Somos parte de un sistema que nació durante la revolución industrial, cuando de repente las empresas tuvieron la habilidad de producir montañas de artículos materiales de la manera más rápida posible para el consumo humano.
Los pioneros del comercio entendieron que para que la producción en masa rindiera beneficios, era necesario un consumo masivo, por ejemplo la Coca-Cola. De manera tal, que los fabricantes necesitaban personas que compraran productos en masa, no necesariamente lo esencial, sino más de lo que dicta la necesidad. Y es que somos lo que compramos en un mundo de consumo en masa.
Al principio, no resultaba tan difícil vender. Al presente, nuestra economía en su totalidad se desplaza sobre los rieles de la prédica del gasto. Gracias a las compras online y el crédito fácil disponible, los mercados mundiales, en todo momento, están a la distancia de un “click” o el registro de la tarjeta por el verifone.
Ello ha conducido a una cultura donde muchos son consumidos por el afán de mantener la imagen, la reputación y la apariencia, por medio del poder de compra.
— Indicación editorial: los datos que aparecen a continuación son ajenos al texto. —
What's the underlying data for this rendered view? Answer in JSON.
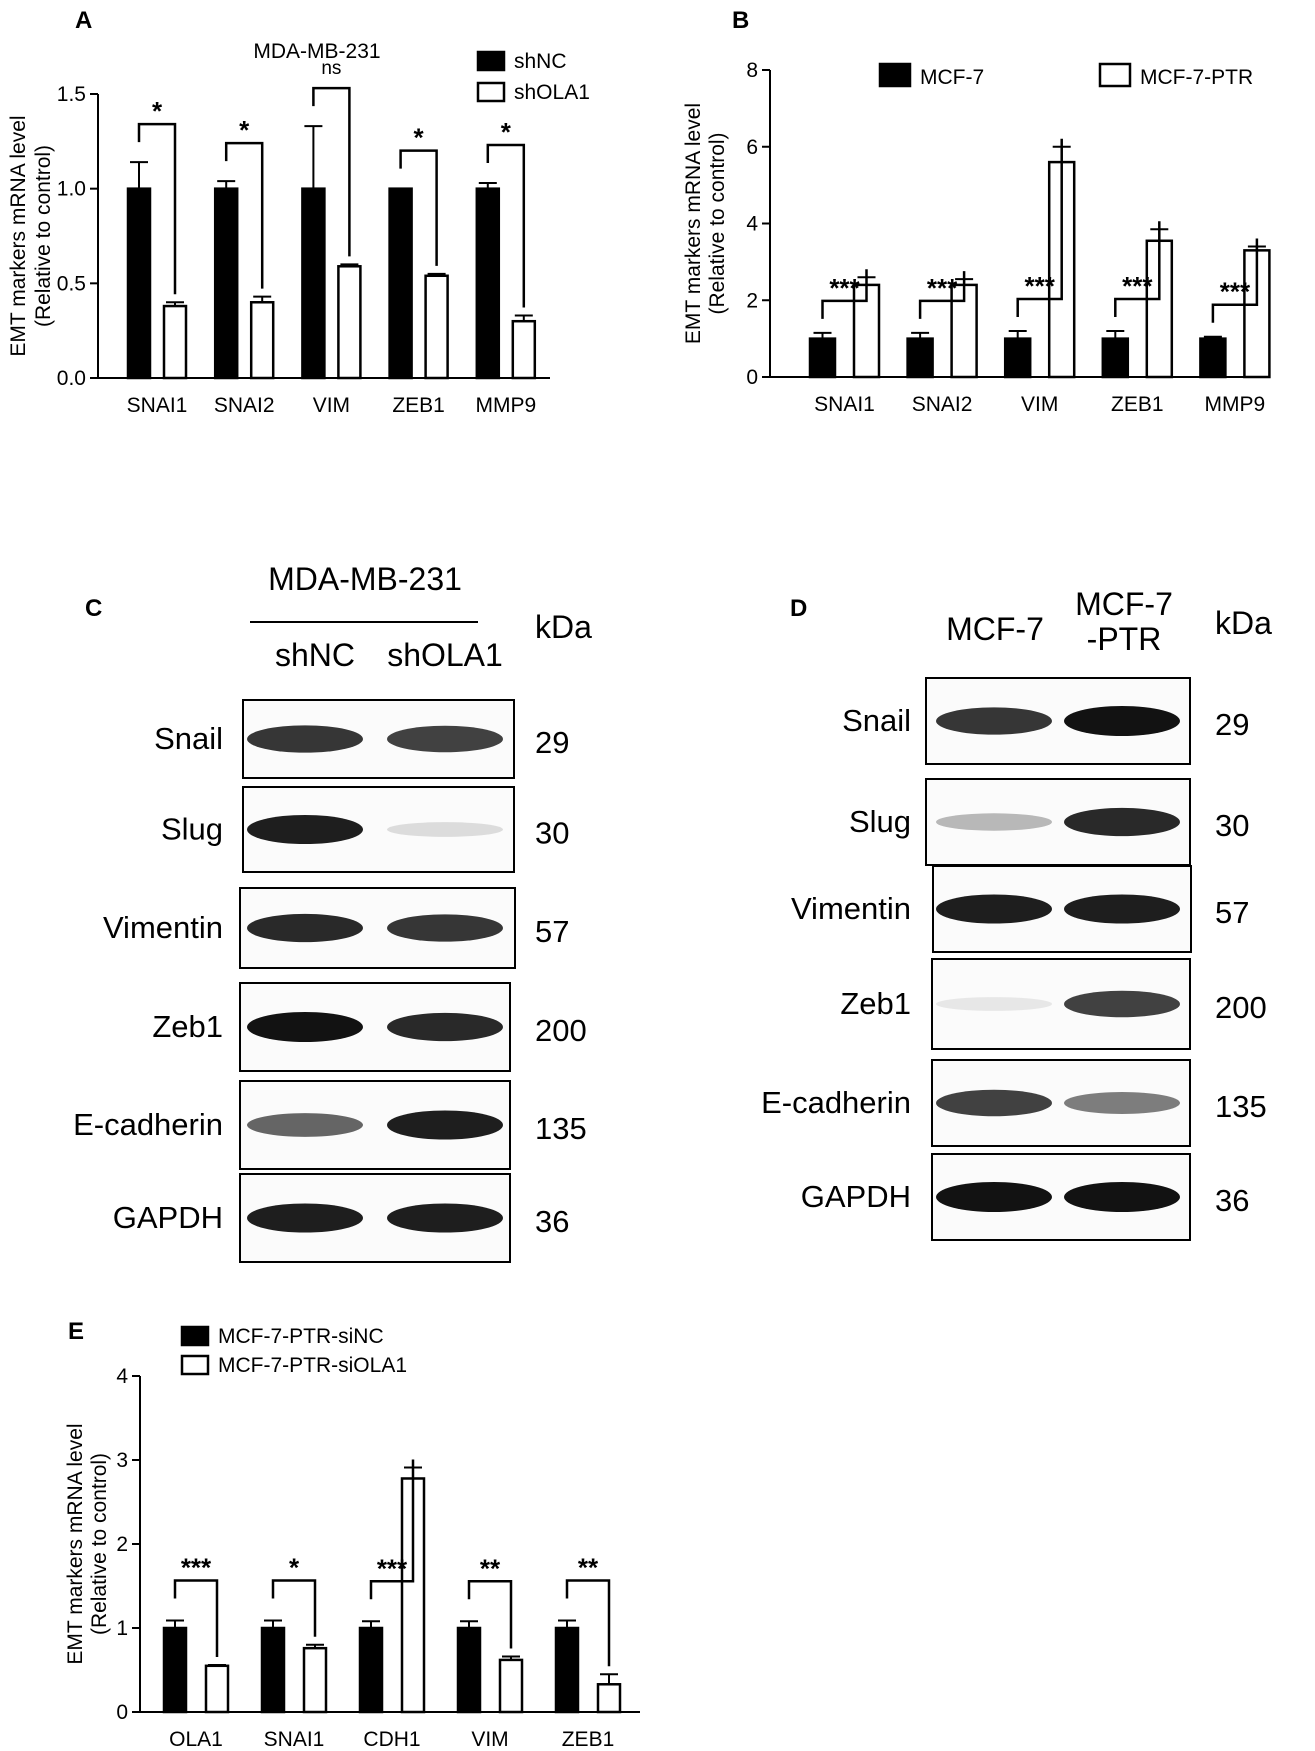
{
  "chart_data": [
    {
      "panel": "A",
      "type": "bar",
      "title": "MDA-MB-231",
      "ylabel_line1": "EMT markers mRNA level",
      "ylabel_line2": "(Relative to control)",
      "ylim": [
        0,
        1.5
      ],
      "yticks": [
        "0.0",
        "0.5",
        "1.0",
        "1.5"
      ],
      "categories": [
        "SNAI1",
        "SNAI2",
        "VIM",
        "ZEB1",
        "MMP9"
      ],
      "series": [
        {
          "name": "shNC",
          "fill": "#000000",
          "values": [
            1.0,
            1.0,
            1.0,
            1.0,
            1.0
          ],
          "errors": [
            0.14,
            0.04,
            0.33,
            0.0,
            0.03
          ]
        },
        {
          "name": "shOLA1",
          "fill": "#ffffff",
          "values": [
            0.38,
            0.4,
            0.59,
            0.54,
            0.3
          ],
          "errors": [
            0.02,
            0.03,
            0.01,
            0.01,
            0.03
          ]
        }
      ],
      "significance": [
        "*",
        "*",
        "ns",
        "*",
        "*"
      ],
      "legend_position": "top-right"
    },
    {
      "panel": "B",
      "type": "bar",
      "title": "",
      "ylabel_line1": "EMT markers mRNA level",
      "ylabel_line2": "(Relative to control)",
      "ylim": [
        0,
        8
      ],
      "yticks": [
        "0",
        "2",
        "4",
        "6",
        "8"
      ],
      "categories": [
        "SNAI1",
        "SNAI2",
        "VIM",
        "ZEB1",
        "MMP9"
      ],
      "series": [
        {
          "name": "MCF-7",
          "fill": "#000000",
          "values": [
            1.0,
            1.0,
            1.0,
            1.0,
            1.0
          ],
          "errors": [
            0.15,
            0.15,
            0.2,
            0.2,
            0.05
          ]
        },
        {
          "name": "MCF-7-PTR",
          "fill": "#ffffff",
          "values": [
            2.4,
            2.4,
            5.6,
            3.55,
            3.3
          ],
          "errors": [
            0.2,
            0.15,
            0.4,
            0.3,
            0.1
          ]
        }
      ],
      "significance": [
        "***",
        "***",
        "***",
        "***",
        "***"
      ],
      "legend_position": "top"
    },
    {
      "panel": "E",
      "type": "bar",
      "title": "",
      "ylabel_line1": "EMT markers mRNA level",
      "ylabel_line2": "(Relative to control)",
      "ylim": [
        0,
        4
      ],
      "yticks": [
        "0",
        "1",
        "2",
        "3",
        "4"
      ],
      "categories": [
        "OLA1",
        "SNAI1",
        "CDH1",
        "VIM",
        "ZEB1"
      ],
      "series": [
        {
          "name": "MCF-7-PTR-siNC",
          "fill": "#000000",
          "values": [
            1.0,
            1.0,
            1.0,
            1.0,
            1.0
          ],
          "errors": [
            0.09,
            0.09,
            0.08,
            0.08,
            0.09
          ]
        },
        {
          "name": "MCF-7-PTR-siOLA1",
          "fill": "#ffffff",
          "values": [
            0.55,
            0.76,
            2.78,
            0.62,
            0.33
          ],
          "errors": [
            0.01,
            0.04,
            0.13,
            0.04,
            0.12
          ]
        }
      ],
      "significance": [
        "***",
        "*",
        "***",
        "**",
        "**"
      ],
      "legend_position": "top-left"
    }
  ],
  "panel_letters": {
    "a": "A",
    "b": "B",
    "c": "C",
    "d": "D",
    "e": "E"
  },
  "blot_c": {
    "header": "MDA-MB-231",
    "lanes": [
      "shNC",
      "shOLA1"
    ],
    "kda_label": "kDa",
    "rows": [
      {
        "protein": "Snail",
        "kda": "29",
        "intensity": [
          0.85,
          0.8
        ]
      },
      {
        "protein": "Slug",
        "kda": "30",
        "intensity": [
          0.95,
          0.15
        ]
      },
      {
        "protein": "Vimentin",
        "kda": "57",
        "intensity": [
          0.9,
          0.85
        ]
      },
      {
        "protein": "Zeb1",
        "kda": "200",
        "intensity": [
          1.0,
          0.9
        ]
      },
      {
        "protein": "E-cadherin",
        "kda": "135",
        "intensity": [
          0.65,
          0.95
        ]
      },
      {
        "protein": "GAPDH",
        "kda": "36",
        "intensity": [
          0.95,
          0.95
        ]
      }
    ]
  },
  "blot_d": {
    "lanes": [
      "MCF-7",
      "MCF-7",
      "-PTR"
    ],
    "kda_label": "kDa",
    "rows": [
      {
        "protein": "Snail",
        "kda": "29",
        "intensity": [
          0.85,
          1.0
        ]
      },
      {
        "protein": "Slug",
        "kda": "30",
        "intensity": [
          0.3,
          0.9
        ]
      },
      {
        "protein": "Vimentin",
        "kda": "57",
        "intensity": [
          0.95,
          0.95
        ]
      },
      {
        "protein": "Zeb1",
        "kda": "200",
        "intensity": [
          0.1,
          0.8
        ]
      },
      {
        "protein": "E-cadherin",
        "kda": "135",
        "intensity": [
          0.8,
          0.55
        ]
      },
      {
        "protein": "GAPDH",
        "kda": "36",
        "intensity": [
          1.0,
          1.0
        ]
      }
    ]
  }
}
Los consumidores se gastaron vanamente, intentando sostener una apariencia exterior impecable, 2.8 billones de dólares en cremas anti vejez para la piel sólo en 2012, según la empresa de mercadeo Mintel.
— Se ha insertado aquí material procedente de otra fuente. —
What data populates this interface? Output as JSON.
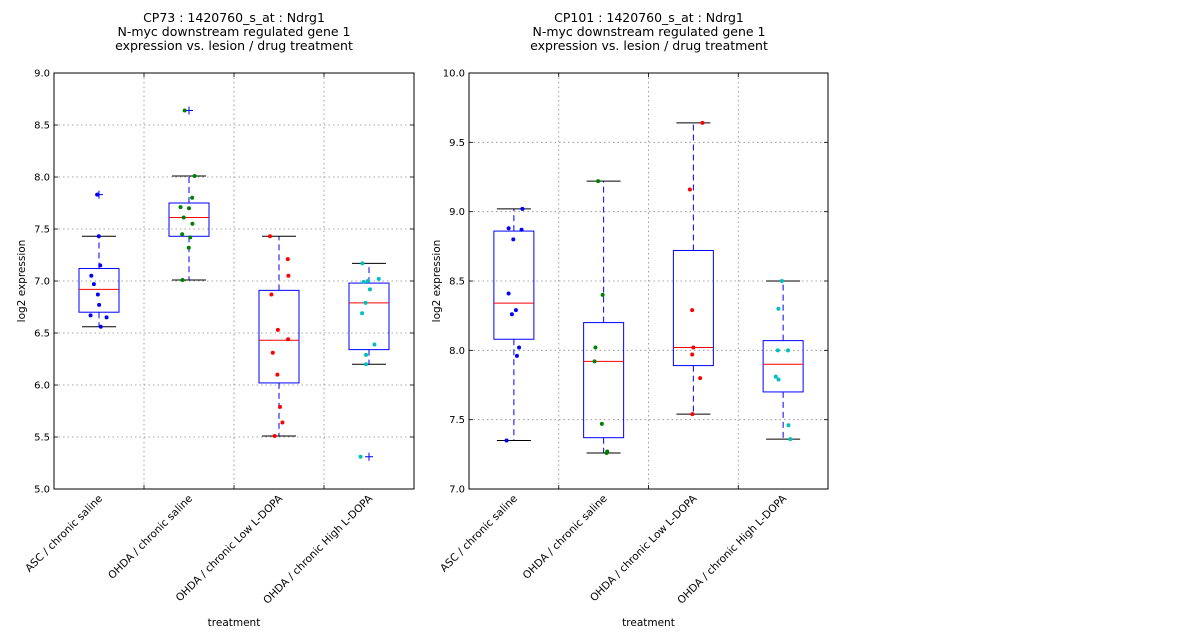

Buscamos lucir lo que esta “cool”. Sin embargo, ese afán constante no surge de la nada. No es casualidad que la empresa Apple domine el mercado y haya generado 156-mil-51 millones de dólares el pasado año. La industria de la publicidad en Estados Unidos emplea 462-mil-300 personas, según el grupo Gale, dedicadas a convencernos de la necesidad de comprar lo que sea sin pensarlo dos veces.
La parte triste de esa orgía de compras, en aras del ego con la imagen impecable, es que produce el síndrome del comprador compulsivo. Compramos por necesidad, por vanidad, por sentirnos y vernos bien por fuera, aunque por dentro viva un monstruo, por ingenuidad, por la autoestima y hasta por ignorancia al consumir incluso sin saber cómo se pagará la cuenta de la tarjeta de crédito. Ni siquiera la falta de dinero detiene a ese consumidor enfermo.
Se estima que la deuda total de tarjetas de crédito sólo en Estados Unidos se proyecta en 870-mil millones de dólares. Dicha tendencia revela un materialismo rampante, la satisfacción galante y glamorosa de nosotros mismos, en una orgía de gastos en torno al becerro de oro del consumismo.
El consumo está alimentado por el crédito, inflamado por la publicidad y propulsado por la presión y competencia de y con los demás. Nos vanagloriamos llevando al Twitter y a Instagram los hastags #cárguelo y #puedopagarlo, en una cabalgata y un frenesí de sobregastos en cosas que no necesitamos, para impresionar a otros a quienes no les interesa ni les importa.
En el siglo XV la palabra “consumidor” significaba “aquel que dilapida o el dispendioso”. No hay razón para seguir apegados a un patrón que ha diluido la energía, la pasión, el tiempo y el dinero de millones de personas en el mundo, en una búsqueda infinita para sobresalir con lo más reciente de la moda en senos y glúteos, por ejemplo, aunque por ahora estos artículos no se pueden comprar usados.
Es mucho más fácil echarse a un lado y esperar a que el gobierno arregle el entuerto de un consumidor disfuncional y culpar a la economía por nuestro futuro financiero. Pero darle la espalda a las tarjetas de crédito y a la cultura del consumo en masa es algo que se puede controlar. No podemos culpar a nadie por caer en la seducción del brillo y el glamour, por demás deformadores y falsos.